Abstract

The swine industry is investigating phytonutrients like oregano essential oil (OEO) because of its potent antimicrobial and antioxidant activity. These activities are attributed to OEO’s most abundant polyphenols, carvacrol and thymol. Carvacrol and thymol have been shown to permeabilize and depolarize the bacterial cytoplasmic membrane, resulting in cell death. The objective of this study was to quantify the antimicrobial and antioxidant activity of OEO. Antibacterial activity was determined by testing for the minimum inhibitory concentration (MIC) and minimum bactericidal concentration (MBC) of OEO for common livestock pathogens. A standardized microtiter protocol was used. Several bacteria were tested including Salmonella enteritidis, S. typhimurium, S. choleraesuis, Escherichia coli, Klebsiella pnemoniae, Streptococcus suis, and Staphylococcus aureus. Results showed that MICs for both gram-positive and gram-negative bacteria ranged from 1.25 to 10.0 μg/ml. MBCs were identical to the MIC showing bactericidal activity. Antioxidant activity of OEO and vitamin E (positive control) was determined by the oxygen radical absorption capacity (ORAC) value against five oxygen radicals: peroxyl radical, hydroxyl radical, peroxynitrite, superoxide anion, and singlet oxygen.
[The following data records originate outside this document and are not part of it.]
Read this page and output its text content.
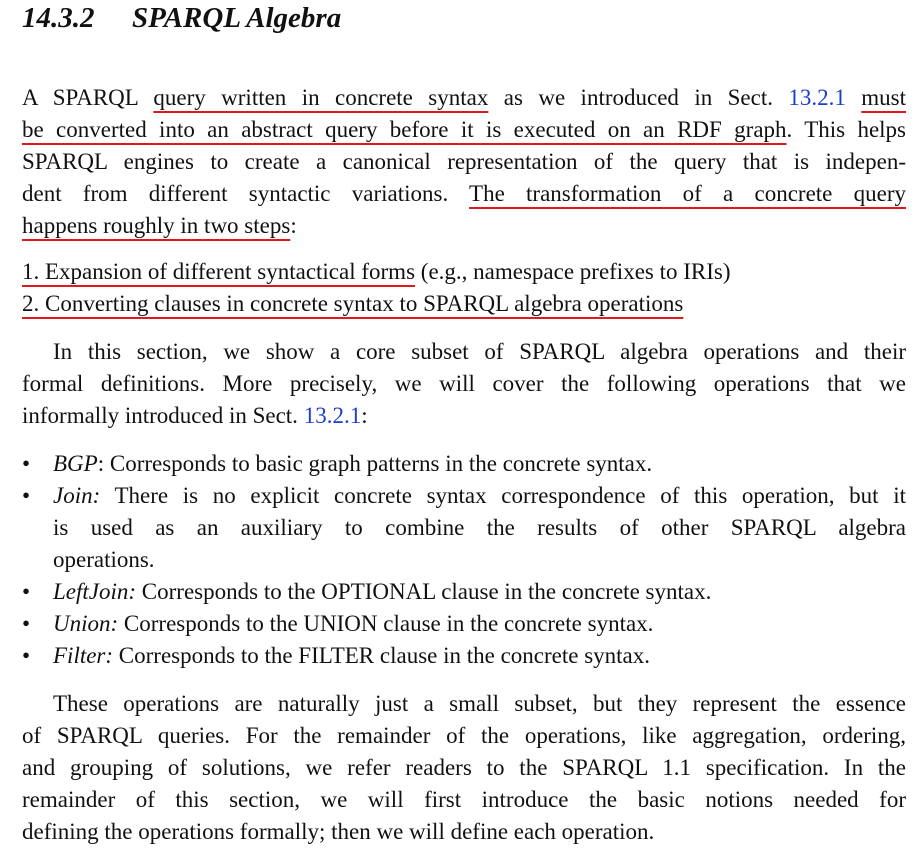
14.3.2 SPARQL Algebra
A SPARQL query written in concrete syntax as we introduced in Sect. 13.2.1 must
be converted into an abstract query before it is executed on an RDF graph. This helps
SPARQL engines to create a canonical representation of the query that is indepen-
dent from different syntactic variations. The transformation of a concrete query
happens roughly in two steps:
1. Expansion of different syntactical forms (e.g., namespace prefixes to IRIs)
2. Converting clauses in concrete syntax to SPARQL algebra operations
In this section, we show a core subset of SPARQL algebra operations and their
formal definitions. More precisely, we will cover the following operations that we
informally introduced in Sect. 13.2.1:
• BGP: Corresponds to basic graph patterns in the concrete syntax.
• Join: There is no explicit concrete syntax correspondence of this operation, but it
is used as an auxiliary to combine the results of other SPARQL algebra
operations.
• LeftJoin: Corresponds to the OPTIONAL clause in the concrete syntax.
• Union: Corresponds to the UNION clause in the concrete syntax.
• Filter: Corresponds to the FILTER clause in the concrete syntax.
These operations are naturally just a small subset, but they represent the essence
of SPARQL queries. For the remainder of the operations, like aggregation, ordering,
and grouping of solutions, we refer readers to the SPARQL 1.1 specification. In the
remainder of this section, we will first introduce the basic notions needed for
defining the operations formally; then we will define each operation.
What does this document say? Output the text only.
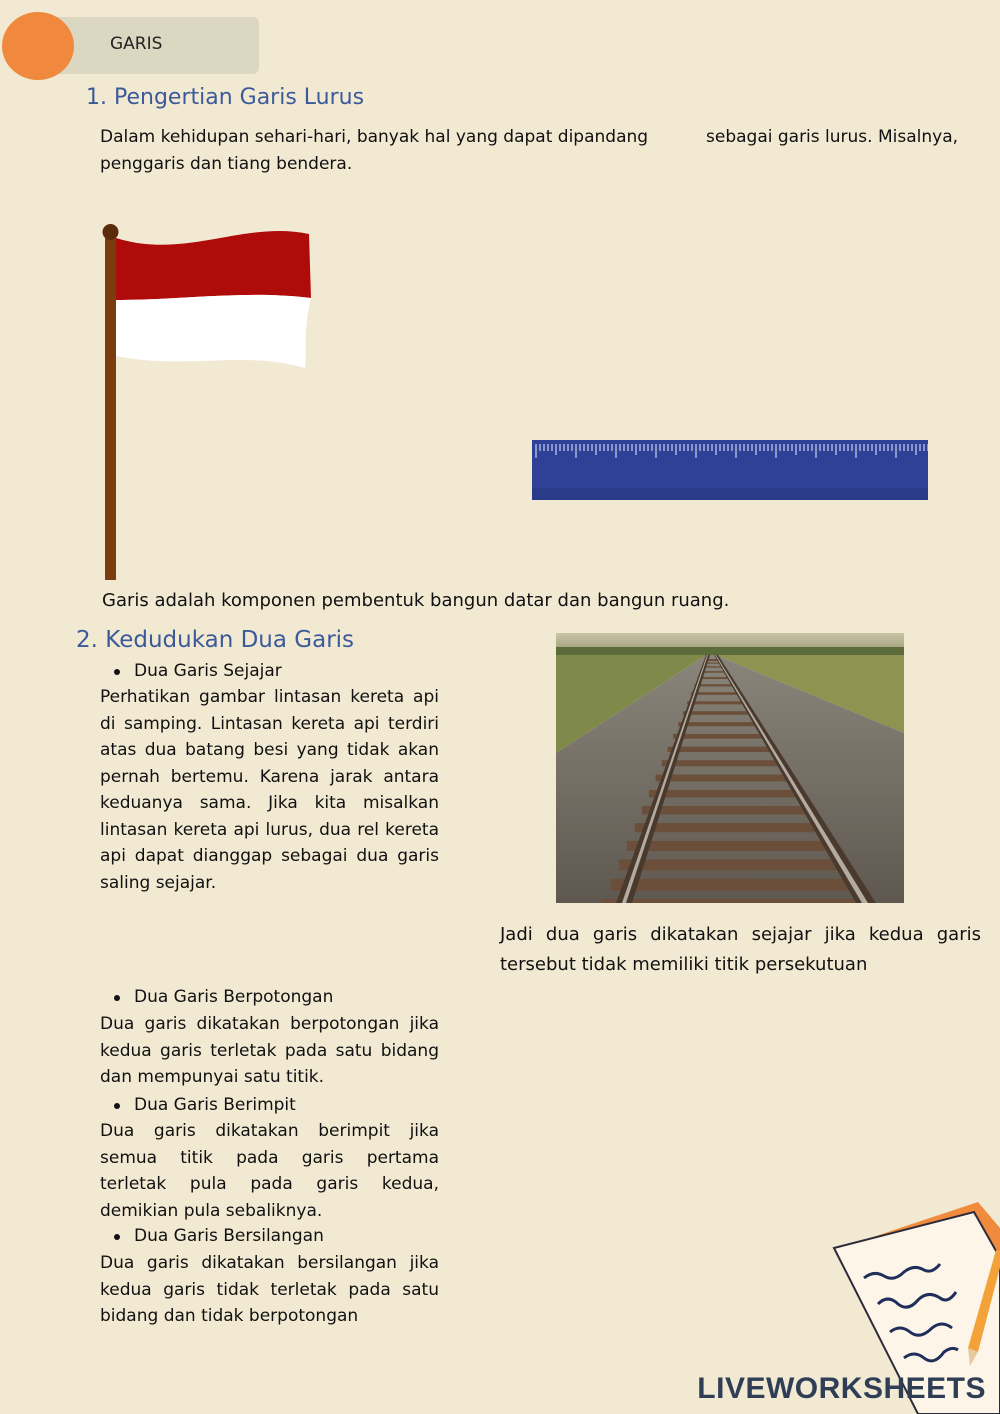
GARIS
1. Pengertian Garis Lurus
Dalam kehidupan sehari-hari, banyak hal yang dapat dipandang	sebagai garis lurus. Misalnya,
penggaris dan tiang bendera.
Garis adalah komponen pembentuk bangun datar dan bangun ruang.
2. Kedudukan Dua Garis
Dua Garis Sejajar
Perhatikan gambar lintasan kereta api di samping. Lintasan kereta api terdiri atas dua batang besi yang tidak akan pernah bertemu. Karena jarak antara keduanya sama. Jika kita misalkan lintasan kereta api lurus, dua rel kereta api dapat dianggap sebagai dua garis saling sejajar.
Jadi dua garis dikatakan sejajar jika kedua garis tersebut tidak memiliki titik persekutuan
Dua Garis Berpotongan
Dua garis dikatakan berpotongan jika kedua garis terletak pada satu bidang dan mempunyai satu titik.
Dua Garis Berimpit
Dua garis dikatakan berimpit jika semua titik pada garis pertama terletak pula pada garis kedua, demikian pula sebaliknya.
Dua Garis Bersilangan
Dua garis dikatakan bersilangan jika kedua garis tidak terletak pada satu bidang dan tidak berpotongan
LIVEWORKSHEETS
Antioxidant testing showed that OEO had much higher level of total antioxidant activity (2,520,600 trolox equivalents/100g) than natural vitamin E (39,200). These results demonstrate that OEO has high antimicrobial activity for pathogens that cause swine disease. The very high level of antioxidant activity of OEO may protect enterocytes against inflammatory damage caused by reactive oxygen molecules that are released during immune system activation. OEO has several benefits for the swine industry: it is a safe and accepted feed ingredient, it has potent activity against gram-negative and gram-positive bacteria, and it does not leave residues in the environment. Synergistic activity has been demonstrated between OEO and common antibiotics. OEO when used alone or in combination with antibiotics will allow the producer to reduce antibiotic use.